Riemann Cluster Notes
General
The Riemann cluster obtained in late 2009 is an SGI XE340 cluster consisting of nine chassis with two separate machines per chassis for a total of 18 nodes. The head node is riemann.math with a public network interface. The rest are on a private subnet. Home directories come from
NetApp fs01.student.math by means of a gigabit fibre link also on the private subnet. The private subnet operates on switch math-sw-mc-3-3015-ah06. Each node has two quad-core Intel Nehalem CPUs. The cluster was updated to SLES 11 SP2 with SGI Foundation 2.8 and Performance Suite 1.6 in August 2013. There was an initial three year contract for full support on hardware and software. The last renewal expires November 2014.
Initial set-up was done by SGI. There is no serious cluster administration or job scheduling suite such as Scali, Platform Manager, Grid Engine, etc. Open-source System Imager (SI) was used for basic OS imaging of the nodes. This was largely a budgetary decision. With SI it does not seem possible to propagate minor updates or OS configuration changes; one must apply such changes on a node and then inhale a complete image to SI for subsequent complete rebuilding of client nodes. Consequently, it becomes essential for us to record any configuration changes made to the nodes to ensure that we can either later incorporate those into an image or easily refer to such records for repeating changes after a node is reinstalled.

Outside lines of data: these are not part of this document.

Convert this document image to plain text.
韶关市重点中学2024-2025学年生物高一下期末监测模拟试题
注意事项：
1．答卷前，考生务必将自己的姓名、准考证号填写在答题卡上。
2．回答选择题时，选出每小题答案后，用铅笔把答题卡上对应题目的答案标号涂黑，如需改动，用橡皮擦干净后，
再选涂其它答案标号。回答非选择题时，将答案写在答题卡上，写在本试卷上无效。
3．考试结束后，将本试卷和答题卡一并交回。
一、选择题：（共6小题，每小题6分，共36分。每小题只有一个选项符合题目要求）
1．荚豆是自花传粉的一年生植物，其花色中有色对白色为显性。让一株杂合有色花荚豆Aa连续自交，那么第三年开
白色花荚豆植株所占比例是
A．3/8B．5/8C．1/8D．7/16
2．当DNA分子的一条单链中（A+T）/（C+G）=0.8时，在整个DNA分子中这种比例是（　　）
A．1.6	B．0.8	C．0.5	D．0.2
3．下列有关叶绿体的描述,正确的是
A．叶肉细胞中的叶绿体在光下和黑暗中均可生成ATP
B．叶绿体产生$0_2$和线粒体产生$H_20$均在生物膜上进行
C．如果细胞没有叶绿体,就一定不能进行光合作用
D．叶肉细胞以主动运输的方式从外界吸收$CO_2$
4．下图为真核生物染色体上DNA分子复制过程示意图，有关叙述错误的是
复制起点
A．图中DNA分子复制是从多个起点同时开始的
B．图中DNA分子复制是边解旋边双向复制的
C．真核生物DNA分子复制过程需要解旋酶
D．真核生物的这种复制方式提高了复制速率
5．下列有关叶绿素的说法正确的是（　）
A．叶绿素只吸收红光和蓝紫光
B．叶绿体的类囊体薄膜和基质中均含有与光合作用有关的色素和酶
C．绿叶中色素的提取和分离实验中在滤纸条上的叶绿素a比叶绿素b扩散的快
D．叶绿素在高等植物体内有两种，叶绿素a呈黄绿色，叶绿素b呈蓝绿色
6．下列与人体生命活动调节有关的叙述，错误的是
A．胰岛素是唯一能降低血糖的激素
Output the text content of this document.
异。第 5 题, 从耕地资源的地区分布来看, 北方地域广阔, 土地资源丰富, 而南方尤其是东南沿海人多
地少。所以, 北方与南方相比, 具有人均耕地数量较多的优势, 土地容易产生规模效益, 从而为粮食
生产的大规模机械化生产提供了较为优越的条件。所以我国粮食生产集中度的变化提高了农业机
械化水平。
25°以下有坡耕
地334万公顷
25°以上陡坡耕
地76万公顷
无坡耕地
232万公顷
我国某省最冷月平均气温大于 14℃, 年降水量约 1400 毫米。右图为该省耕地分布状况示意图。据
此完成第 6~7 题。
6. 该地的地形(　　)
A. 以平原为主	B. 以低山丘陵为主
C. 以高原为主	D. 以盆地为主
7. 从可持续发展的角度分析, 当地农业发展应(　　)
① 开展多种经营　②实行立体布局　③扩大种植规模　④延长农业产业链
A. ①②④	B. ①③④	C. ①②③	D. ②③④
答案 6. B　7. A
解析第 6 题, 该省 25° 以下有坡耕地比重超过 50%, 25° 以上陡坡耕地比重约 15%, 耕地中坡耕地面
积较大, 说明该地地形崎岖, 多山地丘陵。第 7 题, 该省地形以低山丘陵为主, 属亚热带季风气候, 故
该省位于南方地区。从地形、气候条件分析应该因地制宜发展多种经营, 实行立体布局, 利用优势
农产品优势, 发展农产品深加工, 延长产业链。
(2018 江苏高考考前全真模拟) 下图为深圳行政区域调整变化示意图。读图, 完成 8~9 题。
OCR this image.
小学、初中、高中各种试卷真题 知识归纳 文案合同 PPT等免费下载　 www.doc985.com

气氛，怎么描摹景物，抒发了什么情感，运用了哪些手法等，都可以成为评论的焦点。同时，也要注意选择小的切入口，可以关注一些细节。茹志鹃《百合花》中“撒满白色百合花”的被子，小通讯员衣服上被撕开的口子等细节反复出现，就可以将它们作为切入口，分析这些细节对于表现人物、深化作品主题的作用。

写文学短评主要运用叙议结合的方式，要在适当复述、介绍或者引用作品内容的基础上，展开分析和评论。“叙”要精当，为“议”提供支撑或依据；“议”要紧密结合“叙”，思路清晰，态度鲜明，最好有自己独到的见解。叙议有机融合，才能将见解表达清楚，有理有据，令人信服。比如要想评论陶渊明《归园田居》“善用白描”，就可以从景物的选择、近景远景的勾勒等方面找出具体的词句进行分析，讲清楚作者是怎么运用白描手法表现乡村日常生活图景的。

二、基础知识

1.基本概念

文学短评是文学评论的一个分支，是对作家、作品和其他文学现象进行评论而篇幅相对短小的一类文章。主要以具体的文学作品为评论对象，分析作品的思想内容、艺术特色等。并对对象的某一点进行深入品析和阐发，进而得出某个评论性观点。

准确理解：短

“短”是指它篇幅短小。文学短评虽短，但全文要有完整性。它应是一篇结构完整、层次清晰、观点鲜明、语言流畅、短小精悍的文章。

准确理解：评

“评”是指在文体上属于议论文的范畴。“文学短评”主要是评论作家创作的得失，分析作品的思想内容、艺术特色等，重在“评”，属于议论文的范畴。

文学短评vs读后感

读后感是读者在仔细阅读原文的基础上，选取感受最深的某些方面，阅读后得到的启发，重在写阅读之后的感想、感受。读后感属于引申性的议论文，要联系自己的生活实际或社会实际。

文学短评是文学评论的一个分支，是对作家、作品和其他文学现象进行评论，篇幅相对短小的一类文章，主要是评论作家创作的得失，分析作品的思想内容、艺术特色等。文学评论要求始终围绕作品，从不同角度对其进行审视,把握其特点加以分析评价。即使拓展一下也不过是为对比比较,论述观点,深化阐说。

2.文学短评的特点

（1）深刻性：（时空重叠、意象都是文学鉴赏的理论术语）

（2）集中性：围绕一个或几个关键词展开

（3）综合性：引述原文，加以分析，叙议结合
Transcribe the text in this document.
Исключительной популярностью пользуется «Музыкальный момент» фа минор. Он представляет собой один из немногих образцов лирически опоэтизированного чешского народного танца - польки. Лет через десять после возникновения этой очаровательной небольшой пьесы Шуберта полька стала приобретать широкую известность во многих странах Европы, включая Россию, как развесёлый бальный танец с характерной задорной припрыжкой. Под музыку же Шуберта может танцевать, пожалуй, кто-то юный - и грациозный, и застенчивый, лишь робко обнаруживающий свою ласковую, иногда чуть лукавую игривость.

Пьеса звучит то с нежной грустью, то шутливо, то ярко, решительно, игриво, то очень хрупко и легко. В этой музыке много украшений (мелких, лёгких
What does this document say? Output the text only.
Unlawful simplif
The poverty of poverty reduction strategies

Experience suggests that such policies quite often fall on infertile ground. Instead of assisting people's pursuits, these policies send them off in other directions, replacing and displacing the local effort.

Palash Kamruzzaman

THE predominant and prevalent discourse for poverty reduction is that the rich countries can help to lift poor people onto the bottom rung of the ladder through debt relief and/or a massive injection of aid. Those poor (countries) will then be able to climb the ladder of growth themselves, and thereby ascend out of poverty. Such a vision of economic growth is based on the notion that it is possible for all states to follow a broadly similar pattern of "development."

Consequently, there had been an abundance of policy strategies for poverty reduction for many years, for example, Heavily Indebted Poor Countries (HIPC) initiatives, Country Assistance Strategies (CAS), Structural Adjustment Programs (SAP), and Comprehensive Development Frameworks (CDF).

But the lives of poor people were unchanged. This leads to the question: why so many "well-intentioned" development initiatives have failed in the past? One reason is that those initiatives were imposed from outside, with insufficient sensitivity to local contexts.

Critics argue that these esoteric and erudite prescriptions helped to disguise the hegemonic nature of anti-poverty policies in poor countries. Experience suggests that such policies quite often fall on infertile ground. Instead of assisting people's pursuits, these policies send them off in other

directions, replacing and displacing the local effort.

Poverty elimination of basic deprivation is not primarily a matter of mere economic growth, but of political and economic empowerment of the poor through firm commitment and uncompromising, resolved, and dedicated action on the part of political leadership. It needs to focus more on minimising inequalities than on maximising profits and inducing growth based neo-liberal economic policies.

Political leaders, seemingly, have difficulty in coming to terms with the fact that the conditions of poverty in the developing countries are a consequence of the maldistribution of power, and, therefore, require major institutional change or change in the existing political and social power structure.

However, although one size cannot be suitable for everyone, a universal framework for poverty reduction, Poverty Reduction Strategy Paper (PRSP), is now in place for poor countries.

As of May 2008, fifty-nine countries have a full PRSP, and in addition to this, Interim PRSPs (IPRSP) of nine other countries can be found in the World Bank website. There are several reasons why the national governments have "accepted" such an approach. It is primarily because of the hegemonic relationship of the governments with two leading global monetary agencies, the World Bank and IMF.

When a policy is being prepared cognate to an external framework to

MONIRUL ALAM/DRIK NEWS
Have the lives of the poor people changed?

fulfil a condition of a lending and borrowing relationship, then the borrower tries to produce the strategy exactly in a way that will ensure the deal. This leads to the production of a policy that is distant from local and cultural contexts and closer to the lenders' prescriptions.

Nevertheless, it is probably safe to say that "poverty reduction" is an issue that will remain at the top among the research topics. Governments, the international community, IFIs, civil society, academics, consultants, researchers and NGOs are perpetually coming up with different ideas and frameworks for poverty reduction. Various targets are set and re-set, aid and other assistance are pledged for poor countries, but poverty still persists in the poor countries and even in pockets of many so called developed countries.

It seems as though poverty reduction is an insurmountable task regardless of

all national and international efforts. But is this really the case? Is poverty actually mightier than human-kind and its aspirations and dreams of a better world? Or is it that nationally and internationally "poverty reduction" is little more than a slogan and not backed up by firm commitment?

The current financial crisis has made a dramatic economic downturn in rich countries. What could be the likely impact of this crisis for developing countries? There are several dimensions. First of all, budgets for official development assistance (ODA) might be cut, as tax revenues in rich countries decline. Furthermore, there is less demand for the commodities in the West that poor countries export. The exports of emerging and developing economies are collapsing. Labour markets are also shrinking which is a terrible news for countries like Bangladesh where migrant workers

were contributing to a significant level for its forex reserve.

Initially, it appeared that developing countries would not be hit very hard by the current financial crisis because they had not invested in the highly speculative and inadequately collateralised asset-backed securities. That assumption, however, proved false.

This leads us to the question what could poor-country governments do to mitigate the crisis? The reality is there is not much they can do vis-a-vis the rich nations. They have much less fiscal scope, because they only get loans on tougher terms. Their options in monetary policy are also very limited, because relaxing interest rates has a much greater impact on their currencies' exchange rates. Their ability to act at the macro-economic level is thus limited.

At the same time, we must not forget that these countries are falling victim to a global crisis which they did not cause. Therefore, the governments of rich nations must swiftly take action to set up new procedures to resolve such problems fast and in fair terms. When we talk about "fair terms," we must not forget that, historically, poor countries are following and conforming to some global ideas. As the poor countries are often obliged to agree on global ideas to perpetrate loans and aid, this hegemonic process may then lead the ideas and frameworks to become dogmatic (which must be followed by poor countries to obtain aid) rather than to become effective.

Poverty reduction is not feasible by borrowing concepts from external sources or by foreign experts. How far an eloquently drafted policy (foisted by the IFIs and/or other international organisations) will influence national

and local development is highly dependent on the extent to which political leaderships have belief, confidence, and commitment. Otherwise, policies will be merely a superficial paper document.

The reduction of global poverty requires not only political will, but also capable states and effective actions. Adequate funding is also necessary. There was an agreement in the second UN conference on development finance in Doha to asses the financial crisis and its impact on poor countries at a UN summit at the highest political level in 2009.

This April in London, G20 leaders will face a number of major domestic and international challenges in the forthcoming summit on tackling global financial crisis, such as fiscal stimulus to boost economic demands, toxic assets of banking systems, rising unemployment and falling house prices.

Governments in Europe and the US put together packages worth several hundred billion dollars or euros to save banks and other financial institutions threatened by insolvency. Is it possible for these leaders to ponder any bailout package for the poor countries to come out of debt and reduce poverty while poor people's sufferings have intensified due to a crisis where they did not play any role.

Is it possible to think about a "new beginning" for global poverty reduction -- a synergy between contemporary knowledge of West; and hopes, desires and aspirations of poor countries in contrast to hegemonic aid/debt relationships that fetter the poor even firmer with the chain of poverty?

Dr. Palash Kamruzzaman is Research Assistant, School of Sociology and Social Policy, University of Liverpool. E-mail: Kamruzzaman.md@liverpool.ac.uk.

Please be sure to RCS any manual changes to system configuration files. That way we can find things we've changed by searching for RCS directories. Things we do through Yast won't be manageable that way, so we'll have to record them here (or via reference to ST items with details).
CSCF Machine notes
https://www.cs.uwaterloo.ca/cscf/internal/edocs/machines/riemann.math.uwaterloo.ca/
Network
Roughly: netmask 255.255.0.0; data on 10.20.0.[1-99], BMC on 10.20.0.[101-199], pilatus on 10.20.0.99 (former home directory server), fs01.student.math on 10.20.0.98. All nodes other than head node use eth0 for the private network and BMC. Head node uses eth0 IP 129.97.140.166, eth1 is used for private network 10.20.0.18, eth0 is also used for BMC 129.97.82.166
Console access
The XE340 has BMC which can be accessed using
IPMI tools. The networked BMC connection piggybacks on the default eth0 port. (A dedicated port is available but that would consume twice as many network switch ports and we don't think the traffic warrants it.)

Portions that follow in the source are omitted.